Sur ces mots, Alexis passe son doigt de Louis à lui pour les désigner. Inès ne peut alors s'empêcher de craquer, lâchant un léger rire qui fait naître un sourire fier sur le visage d'Alexis. Je souris aussi. Ma cousine dit détester Alexis mais faudrait peut-être qu'elle admette qu'il a au moins le don de la faire rire. Autant qu'il l'agace, en tout cas.
« D'ailleurs, l'artiste nous attend à l'intérieur. » Annonce Louis en nous ouvrant la porte de la galerie.
Je laisse les adolescents entrer en premier avant de passer devant Louis dont je sens le regard toujours posé sur moi. Son odeur m'envahit face à cette proximité et je peux sentir mon coeur se serrer et se réchauffer en même temps. Cette odeur. Ça peut paraître si bête mais c'est exactement la même. Le mélange entre son parfum et son odeur à lui. Ça me semble si familier à cet instant. Ça me ramène à l'odeur que je respirais au quotidien, plusieurs années en arrière. Sans même y faire attention d'ailleurs. Elle était juste là. Sur mes draps et oreillers quand il venait dormir à la maison. Sur mes pulls quand on se les prêtait. Partout autour de moi lorsqu'on s'asseyait à côté en classe, dans le bus, dans le métro, sur les escaliers...
« Louis! »
Je sors de mes pensées en voyant un homme s'approcher de nous dans la galerie. Il doit avoir le même âge que Louis et moi. Il est très bronzé, a les yeux et cheveux noirs et a un accent espagnol assez prononcé . Il prend instinctivement Louis dans ses bras en disant:
« Ça me fait plaisir de te revoir!
-Moi aussi. Je ne pouvais pas ne pas venir en sachant que tu étais de passage à Paris.
-Je ne savais même pas que tu venais vivre ici! »
Louis me lance alors un regard avant de regarder de nouveau son ami.
« J'avais besoin de rentrer à la maison. »
Mon coeur se serre doucement tandis que Inès me lance un discret regard.
« Présente-moi tes amis! » Dit l'artiste en se tournant vers nous.
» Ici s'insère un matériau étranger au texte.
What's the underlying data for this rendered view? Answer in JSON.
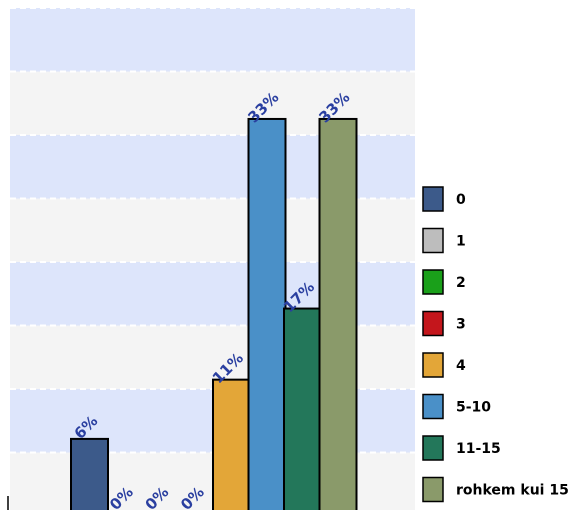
{
  "chart_data": {
    "type": "bar",
    "title": "",
    "xlabel": "",
    "ylabel": "",
    "ylim": [
      0,
      36
    ],
    "grid": true,
    "legend_position": "right",
    "categories": [
      "0",
      "1",
      "2",
      "3",
      "4",
      "5-10",
      "11-15",
      "rohkem kui 15"
    ],
    "values": [
      6,
      0,
      0,
      0,
      11,
      33,
      17,
      33
    ],
    "data_labels": [
      "6%",
      "0%",
      "0%",
      "0%",
      "11%",
      "33%",
      "17%",
      "33%"
    ],
    "colors": [
      "#3c5a8a",
      "#bdbdbd",
      "#1aa01a",
      "#c4161c",
      "#e3a638",
      "#4a90c8",
      "#23775a",
      "#8a9a6a"
    ],
    "label_color": "#2a3fa0",
    "band_colors": [
      "#dde5fb",
      "#f4f4f4"
    ]
  }
}
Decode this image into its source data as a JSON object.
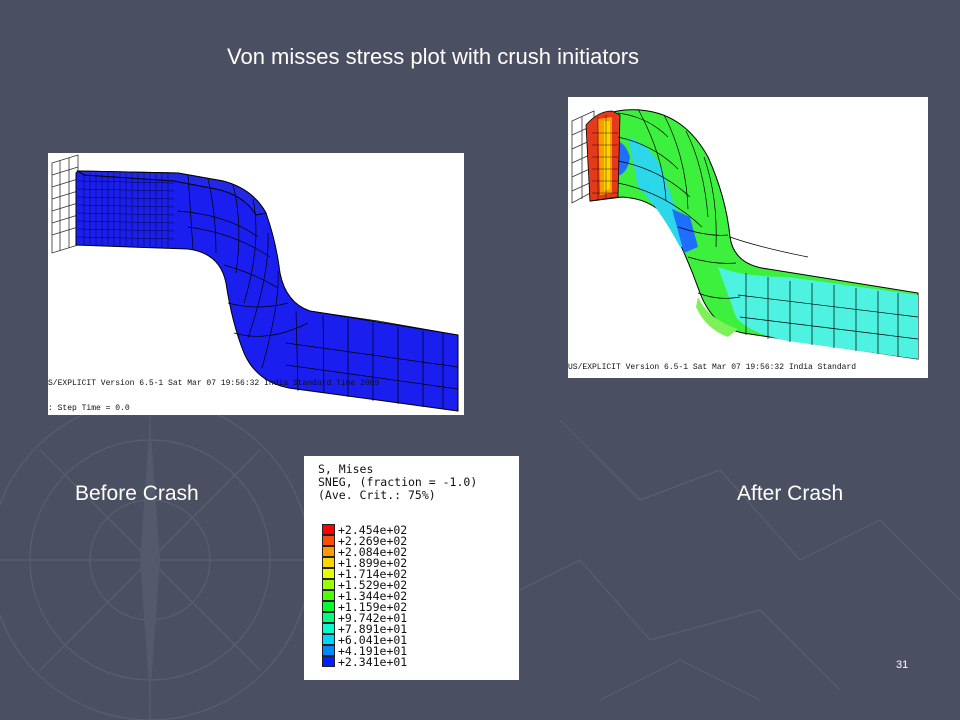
{
  "slide": {
    "title": "Von misses stress plot with crush initiators",
    "page_number": "31"
  },
  "captions": {
    "before": "Before Crash",
    "after": "After Crash"
  },
  "before_panel": {
    "footer_line1": "S/EXPLICIT Version 6.5-1    Sat Mar 07 19:56:32 India Standard Time 2009",
    "footer_line2": ": Step Time = 0.0",
    "fill_color": "#1a1ff0"
  },
  "after_panel": {
    "footer_line1": "US/EXPLICIT Version 6.5-1    Sat Mar 07 19:56:32 India Standard"
  },
  "legend": {
    "header_line1": "S, Mises",
    "header_line2": "SNEG, (fraction = -1.0)",
    "header_line3": "(Ave. Crit.: 75%)",
    "entries": [
      {
        "label": "+2.454e+02",
        "color": "#ff0000"
      },
      {
        "label": "+2.269e+02",
        "color": "#ff4d00"
      },
      {
        "label": "+2.084e+02",
        "color": "#ff9a00"
      },
      {
        "label": "+1.899e+02",
        "color": "#ffd400"
      },
      {
        "label": "+1.714e+02",
        "color": "#e6ff00"
      },
      {
        "label": "+1.529e+02",
        "color": "#9aff00"
      },
      {
        "label": "+1.344e+02",
        "color": "#4dff00"
      },
      {
        "label": "+1.159e+02",
        "color": "#00ff2a"
      },
      {
        "label": "+9.742e+01",
        "color": "#00ff80"
      },
      {
        "label": "+7.891e+01",
        "color": "#00ffd0"
      },
      {
        "label": "+6.041e+01",
        "color": "#00d4ff"
      },
      {
        "label": "+4.191e+01",
        "color": "#0088ff"
      },
      {
        "label": "+2.341e+01",
        "color": "#0020ff"
      }
    ]
  }
}
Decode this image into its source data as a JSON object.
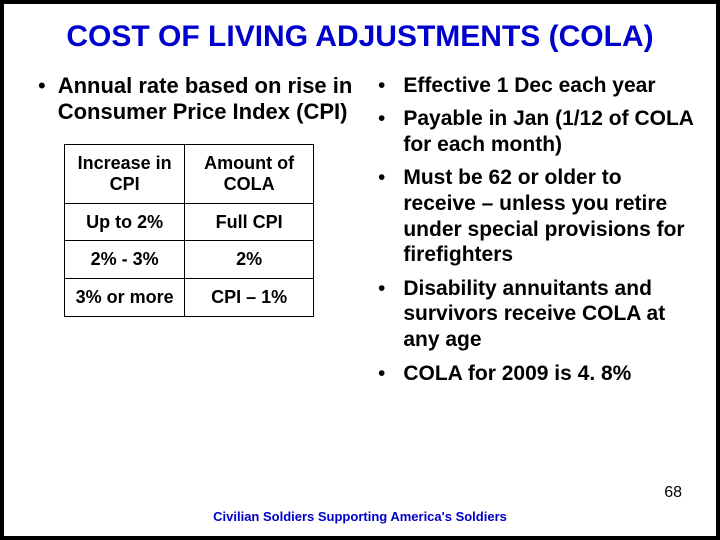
{
  "colors": {
    "title": "#0000cc",
    "footer": "#0000cc",
    "text": "#000000",
    "border": "#000000",
    "background": "#ffffff"
  },
  "typography": {
    "title_fontsize": 30,
    "bullet_fontsize": 22,
    "right_bullet_fontsize": 21,
    "table_fontsize": 18,
    "footer_fontsize": 13,
    "pagenum_fontsize": 16,
    "font_family": "Arial"
  },
  "title": "COST OF LIVING ADJUSTMENTS (COLA)",
  "left": {
    "bullet": "Annual rate based on rise in Consumer Price Index (CPI)"
  },
  "table": {
    "type": "table",
    "columns": [
      "Increase in CPI",
      "Amount of COLA"
    ],
    "rows": [
      [
        "Up to 2%",
        "Full CPI"
      ],
      [
        "2% - 3%",
        "2%"
      ],
      [
        "3% or more",
        "CPI – 1%"
      ]
    ],
    "column_widths": [
      0.5,
      0.5
    ],
    "alignment": "center"
  },
  "right": {
    "bullets": [
      "Effective 1 Dec each year",
      "Payable in Jan (1/12 of COLA for each month)",
      "Must be 62 or older to receive – unless you retire under special provisions for firefighters",
      "Disability annuitants and survivors receive COLA at any age",
      "COLA for 2009 is 4. 8%"
    ]
  },
  "footer": "Civilian Soldiers Supporting America's Soldiers",
  "page_number": "68"
}
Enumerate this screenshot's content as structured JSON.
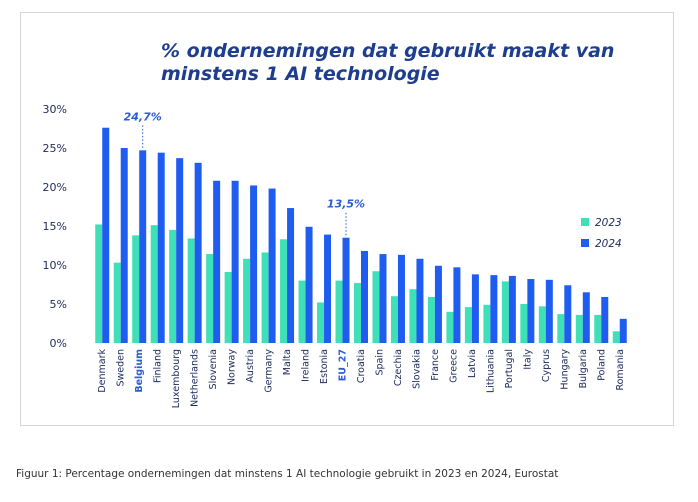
{
  "chart_data": {
    "type": "bar",
    "title_lines": [
      "% ondernemingen dat gebruikt maakt van",
      "minstens 1 AI technologie"
    ],
    "categories": [
      "Denmark",
      "Sweden",
      "Belgium",
      "Finland",
      "Luxembourg",
      "Netherlands",
      "Slovenia",
      "Norway",
      "Austria",
      "Germany",
      "Malta",
      "Ireland",
      "Estonia",
      "EU_27",
      "Croatia",
      "Spain",
      "Czechia",
      "Slovakia",
      "France",
      "Greece",
      "Latvia",
      "Lithuania",
      "Portugal",
      "Italy",
      "Cyprus",
      "Hungary",
      "Bulgaria",
      "Poland",
      "Romania"
    ],
    "highlighted_categories": [
      "Belgium",
      "EU_27"
    ],
    "series": [
      {
        "name": "2023",
        "color": "#3ee0b7",
        "values": [
          15.2,
          10.3,
          13.8,
          15.1,
          14.5,
          13.4,
          11.4,
          9.1,
          10.8,
          11.6,
          13.3,
          8.0,
          5.2,
          8.0,
          7.7,
          9.2,
          6.0,
          6.9,
          5.9,
          4.0,
          4.6,
          4.9,
          7.9,
          5.0,
          4.7,
          3.7,
          3.6,
          3.6,
          1.5
        ]
      },
      {
        "name": "2024",
        "color": "#1f5cf0",
        "values": [
          27.6,
          25.0,
          24.7,
          24.4,
          23.7,
          23.1,
          20.8,
          20.8,
          20.2,
          19.8,
          17.3,
          14.9,
          13.9,
          13.5,
          11.8,
          11.4,
          11.3,
          10.8,
          9.9,
          9.7,
          8.8,
          8.7,
          8.6,
          8.2,
          8.1,
          7.4,
          6.5,
          5.9,
          3.1
        ]
      }
    ],
    "ylim": [
      0,
      30
    ],
    "yticks": [
      0,
      5,
      10,
      15,
      20,
      25,
      30
    ],
    "ytick_labels": [
      "0%",
      "5%",
      "10%",
      "15%",
      "20%",
      "25%",
      "30%"
    ],
    "legend": {
      "placement": "right",
      "items": [
        "2023",
        "2024"
      ]
    },
    "annotations": [
      {
        "category": "Belgium",
        "text": "24,7%",
        "value": 24.7
      },
      {
        "category": "EU_27",
        "text": "13,5%",
        "value": 13.5
      }
    ],
    "grid": false
  },
  "caption": "Figuur 1: Percentage ondernemingen dat minstens 1 AI technologie gebruikt in 2023 en 2024, Eurostat"
}
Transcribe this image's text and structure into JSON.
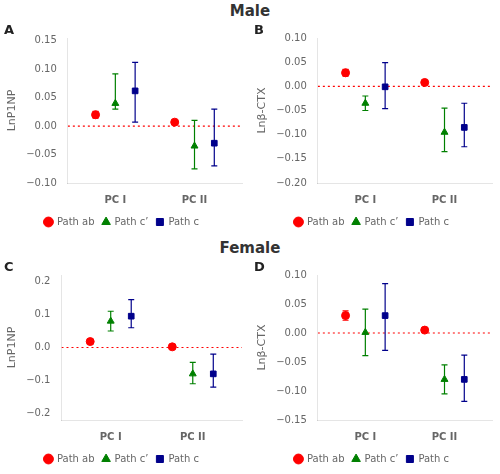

« Fabio, je te présente Inès, Alexandre, Alexis et Harry.
-Enchanté. » Je réponds lorsque Fabio me tend sa main.
Sauf qu'il serre un peu plus longtemps ma main dans la sienne, son regard restant bloqué dans le mien quelques secondes. Il fronce les sourcils puis lance un regard à Louis que je vois rapidement tourner la tête vers les tableaux. Fabio sourit en coin, finissant par me dire:
« Enchanté aussi, Harry.
-Vous faites de l'aquarelle? » Lâche Inès, ses yeux se mettant à briller face aux tableaux autour d'elle.
Fabio se retourne vers elle et sourit en hochant la tête avant de lui répondre:
« Je ne fais pas seulement de l'aquarelle mais effectivement c'est le cas pour cette exposition.
-On en a fait lors de mon dernier cours. » Lui dit Louis.
« On n'a jamais fait d'aquarelle en cours. » Intervient Alexis en fronçant les sourcils.
« Je voulais dire lors des cours que je prends, pas que je donne.
-Vous êtes professeur et vous prenez des cours?!
-Et bien, oui. J'arrêterais jamais d'apprendre. Et je ne veux pas arrêter, d'ailleurs. J'apprends même de mes élèves.
-Je vous apprendrais à faire de beaux soleils alors. »
Alexis nous arrache à tous un rire et Fabio finit par proposer une visite guidée à Alexis, Inès et Alexandre. Je suis convié aussi mais, en voyant Louis rester à l'écart du groupe, je décide de m'approcher de lui à la place. Fabio part donc avec les adolescents, nous laissant Louis et moi devant une grille où des tableaux sont accrochés.
« Tu ne voulais pas de visite guidée? » Me demande Louis.
« Tu le connais d'où, ce gars? » Je demande à la place.
Honnêtement, je m'en fiche un peu de son aquarelle.
Louis se pince les lèvres avant de me répondre, regardant les tableaux face à lui.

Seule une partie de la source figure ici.